A few of them are really mind-blowing, like taking money that now goes into college funding from the state and giving it directly to the students in the form of a scholarship, making the student a customer with more money and more options.

This would force colleges to improve simply to attract business.

Another truly shocking suggestion to come out of the Perry camp is that students now are a participant in the tenure process, and who now have a say in whether that professor is considered a good teacher.

This, for any student who has been in lecture with a tenured faculty member who no longer has to try and therefore no longer cares is a big deal.

These and the five other breakthrough solutions are actually valid, and seem to me to finally consider students a priority in how to save money in higher education.

One would think that the left would be all over this — a right-wing candidate who actually gives a toss about education — hello bipartisanship and a few great pictures in front of a banner.

Wrong.

The left has been on Perry like a crazy ex. In a letter from the Association of American Universities, President Robert Berdahl wrote a letter to Texas A & M University, one institution that had adopted some of Perry's solutions, saying that the changes were oversimplified, counterproductive and “an assault on research expertise itself.”

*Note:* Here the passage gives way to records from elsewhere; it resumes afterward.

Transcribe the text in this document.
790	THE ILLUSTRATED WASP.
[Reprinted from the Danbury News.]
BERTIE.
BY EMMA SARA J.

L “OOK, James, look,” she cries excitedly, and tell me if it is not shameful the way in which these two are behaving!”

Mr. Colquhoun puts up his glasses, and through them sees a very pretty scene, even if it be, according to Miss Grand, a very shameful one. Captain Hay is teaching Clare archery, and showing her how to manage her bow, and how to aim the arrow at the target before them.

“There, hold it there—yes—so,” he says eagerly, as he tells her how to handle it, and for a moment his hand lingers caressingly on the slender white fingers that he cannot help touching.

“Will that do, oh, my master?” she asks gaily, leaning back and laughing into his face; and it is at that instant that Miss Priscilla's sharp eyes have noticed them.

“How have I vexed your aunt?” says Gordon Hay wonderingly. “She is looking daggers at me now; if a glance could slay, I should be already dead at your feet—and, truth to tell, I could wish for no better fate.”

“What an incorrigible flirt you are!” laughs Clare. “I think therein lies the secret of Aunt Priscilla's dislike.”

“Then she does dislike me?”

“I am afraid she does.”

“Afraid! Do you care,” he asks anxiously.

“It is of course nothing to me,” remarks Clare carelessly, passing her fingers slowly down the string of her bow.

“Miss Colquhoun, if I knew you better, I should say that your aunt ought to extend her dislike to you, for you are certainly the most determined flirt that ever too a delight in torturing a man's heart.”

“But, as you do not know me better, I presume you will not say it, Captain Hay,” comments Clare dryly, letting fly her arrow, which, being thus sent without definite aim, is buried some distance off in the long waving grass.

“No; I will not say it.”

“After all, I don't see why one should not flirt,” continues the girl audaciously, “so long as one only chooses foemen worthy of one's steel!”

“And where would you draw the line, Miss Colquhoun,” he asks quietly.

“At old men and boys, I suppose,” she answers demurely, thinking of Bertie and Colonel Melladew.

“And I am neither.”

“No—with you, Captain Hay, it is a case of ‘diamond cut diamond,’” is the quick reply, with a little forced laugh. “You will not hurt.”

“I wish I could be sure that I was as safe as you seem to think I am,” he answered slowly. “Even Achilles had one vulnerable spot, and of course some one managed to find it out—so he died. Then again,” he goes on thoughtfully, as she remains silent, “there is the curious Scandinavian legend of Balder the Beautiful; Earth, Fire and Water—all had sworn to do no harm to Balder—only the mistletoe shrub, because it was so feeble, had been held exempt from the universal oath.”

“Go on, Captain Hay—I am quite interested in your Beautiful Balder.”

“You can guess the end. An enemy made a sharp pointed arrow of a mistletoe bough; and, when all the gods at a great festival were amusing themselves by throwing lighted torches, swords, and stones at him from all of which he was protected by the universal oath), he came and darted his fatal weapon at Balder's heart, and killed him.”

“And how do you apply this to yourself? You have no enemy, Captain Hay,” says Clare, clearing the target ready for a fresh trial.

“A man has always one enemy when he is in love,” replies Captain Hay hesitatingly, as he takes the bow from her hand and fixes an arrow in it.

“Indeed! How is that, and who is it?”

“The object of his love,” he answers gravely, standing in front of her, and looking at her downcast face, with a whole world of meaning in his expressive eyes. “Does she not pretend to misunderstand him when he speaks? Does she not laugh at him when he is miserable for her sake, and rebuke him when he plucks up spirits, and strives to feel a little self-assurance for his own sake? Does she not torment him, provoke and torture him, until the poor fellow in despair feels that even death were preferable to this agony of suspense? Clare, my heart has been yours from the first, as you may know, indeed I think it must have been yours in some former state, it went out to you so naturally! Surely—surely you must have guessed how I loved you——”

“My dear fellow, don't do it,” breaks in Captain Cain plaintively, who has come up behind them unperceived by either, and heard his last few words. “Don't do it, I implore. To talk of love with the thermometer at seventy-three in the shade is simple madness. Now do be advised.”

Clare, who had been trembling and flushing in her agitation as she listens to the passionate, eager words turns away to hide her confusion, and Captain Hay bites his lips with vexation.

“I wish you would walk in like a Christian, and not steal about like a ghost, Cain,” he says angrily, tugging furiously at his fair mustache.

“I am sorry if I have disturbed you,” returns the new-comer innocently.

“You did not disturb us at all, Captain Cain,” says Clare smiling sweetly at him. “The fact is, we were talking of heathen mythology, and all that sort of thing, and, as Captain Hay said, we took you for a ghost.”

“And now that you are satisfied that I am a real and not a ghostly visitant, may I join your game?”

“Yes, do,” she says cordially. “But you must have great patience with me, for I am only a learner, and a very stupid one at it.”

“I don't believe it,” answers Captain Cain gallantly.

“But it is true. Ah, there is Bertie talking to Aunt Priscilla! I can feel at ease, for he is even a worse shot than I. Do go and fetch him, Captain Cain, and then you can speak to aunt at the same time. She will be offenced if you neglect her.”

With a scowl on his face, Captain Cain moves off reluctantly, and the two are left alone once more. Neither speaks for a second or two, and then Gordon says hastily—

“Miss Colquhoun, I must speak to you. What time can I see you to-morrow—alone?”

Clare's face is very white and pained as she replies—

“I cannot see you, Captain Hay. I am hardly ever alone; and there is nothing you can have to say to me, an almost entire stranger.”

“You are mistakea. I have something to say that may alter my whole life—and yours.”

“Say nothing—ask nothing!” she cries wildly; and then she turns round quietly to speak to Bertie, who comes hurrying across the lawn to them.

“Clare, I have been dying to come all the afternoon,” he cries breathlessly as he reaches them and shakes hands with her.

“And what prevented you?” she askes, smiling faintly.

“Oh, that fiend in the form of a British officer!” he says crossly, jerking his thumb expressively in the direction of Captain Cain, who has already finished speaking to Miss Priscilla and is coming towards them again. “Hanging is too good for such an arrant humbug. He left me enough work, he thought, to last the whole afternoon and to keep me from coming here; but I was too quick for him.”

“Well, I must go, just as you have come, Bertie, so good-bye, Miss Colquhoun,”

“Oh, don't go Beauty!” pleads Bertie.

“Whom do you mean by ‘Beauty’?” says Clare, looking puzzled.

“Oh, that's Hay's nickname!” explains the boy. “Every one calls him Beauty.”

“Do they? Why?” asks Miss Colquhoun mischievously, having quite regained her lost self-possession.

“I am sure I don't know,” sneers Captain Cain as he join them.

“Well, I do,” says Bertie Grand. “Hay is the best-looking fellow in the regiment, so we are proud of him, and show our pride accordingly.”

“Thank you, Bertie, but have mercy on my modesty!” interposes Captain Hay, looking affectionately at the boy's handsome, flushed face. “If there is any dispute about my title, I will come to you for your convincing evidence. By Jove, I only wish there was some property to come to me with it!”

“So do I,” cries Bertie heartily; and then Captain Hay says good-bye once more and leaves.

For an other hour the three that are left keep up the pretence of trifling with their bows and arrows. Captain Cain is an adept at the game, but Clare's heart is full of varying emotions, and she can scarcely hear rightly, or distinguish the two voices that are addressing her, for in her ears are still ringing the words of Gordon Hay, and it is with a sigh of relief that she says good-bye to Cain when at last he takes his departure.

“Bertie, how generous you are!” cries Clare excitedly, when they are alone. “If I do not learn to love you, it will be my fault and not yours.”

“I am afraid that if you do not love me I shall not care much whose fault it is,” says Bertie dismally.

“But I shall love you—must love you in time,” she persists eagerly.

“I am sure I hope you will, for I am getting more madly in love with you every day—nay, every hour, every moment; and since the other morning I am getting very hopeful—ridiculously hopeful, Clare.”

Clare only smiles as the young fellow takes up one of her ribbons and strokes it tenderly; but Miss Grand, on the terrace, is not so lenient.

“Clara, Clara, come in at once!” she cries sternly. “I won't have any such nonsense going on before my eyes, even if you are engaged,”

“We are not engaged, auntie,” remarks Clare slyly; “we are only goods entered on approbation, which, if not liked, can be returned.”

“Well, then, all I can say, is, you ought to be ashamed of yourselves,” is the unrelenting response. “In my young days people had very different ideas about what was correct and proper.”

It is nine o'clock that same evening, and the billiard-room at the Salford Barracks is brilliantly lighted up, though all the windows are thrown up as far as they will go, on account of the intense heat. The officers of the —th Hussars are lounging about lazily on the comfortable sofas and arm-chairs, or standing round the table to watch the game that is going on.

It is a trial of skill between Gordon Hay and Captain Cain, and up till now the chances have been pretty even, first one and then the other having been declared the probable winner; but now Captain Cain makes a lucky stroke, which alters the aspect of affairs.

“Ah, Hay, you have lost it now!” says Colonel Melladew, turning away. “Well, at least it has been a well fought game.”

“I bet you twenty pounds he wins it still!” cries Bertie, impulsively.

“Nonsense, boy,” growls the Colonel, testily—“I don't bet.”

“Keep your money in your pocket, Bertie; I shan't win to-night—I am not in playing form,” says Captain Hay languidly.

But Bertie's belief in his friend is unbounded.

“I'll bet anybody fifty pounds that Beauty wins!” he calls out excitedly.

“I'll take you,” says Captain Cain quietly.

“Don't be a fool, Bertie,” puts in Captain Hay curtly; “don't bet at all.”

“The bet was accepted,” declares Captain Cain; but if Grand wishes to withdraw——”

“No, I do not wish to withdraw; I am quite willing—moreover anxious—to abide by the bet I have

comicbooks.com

He also ended the letter with a nice veiled threat: “We trust that you will resist these ill-conceived calls for 'reform.'”

What is with the progressives and leftists?

As one myself, I am actually kind of excited about these types of changes. Give me more scholarship money? Yes please! Force colleges to inform you of actual class sizes, graduation rates and post-grad salaries? Keep 'em coming!

These ideas will actually force colleges to focus on their students and find ways to save money that help lower tuition and other expenses, instead of placing the financial burden on our already broken backs over and over again.

Lowering the costs of education is an essential part of our lawmakers’ and university presidents’ jobs. In the Arizona constitution, it states “instruction furnished shall be as nearly free as possible.”

Perry's solutions facilitate the fulfillment of that mandate.

ASU's tuition increased this year by $1,240 for current undergraduate students, according to ASU's Fiscal Year 2012 Tuition Proposal Executive Summary.

It is time to stop walking along arbitrary party lines and actually look at some real ideas.

I don't like Rick Perry; I'll be honest. I think he's Bush 3.0, and his ideas on climate change are shocking, misinformed and dangerous.

But his higher education ideas? Those are pretty revolutionary, and with the economy going down and tuition costs going up, a revolutionary is what we need, no matter what side of the aisle he or she comes from.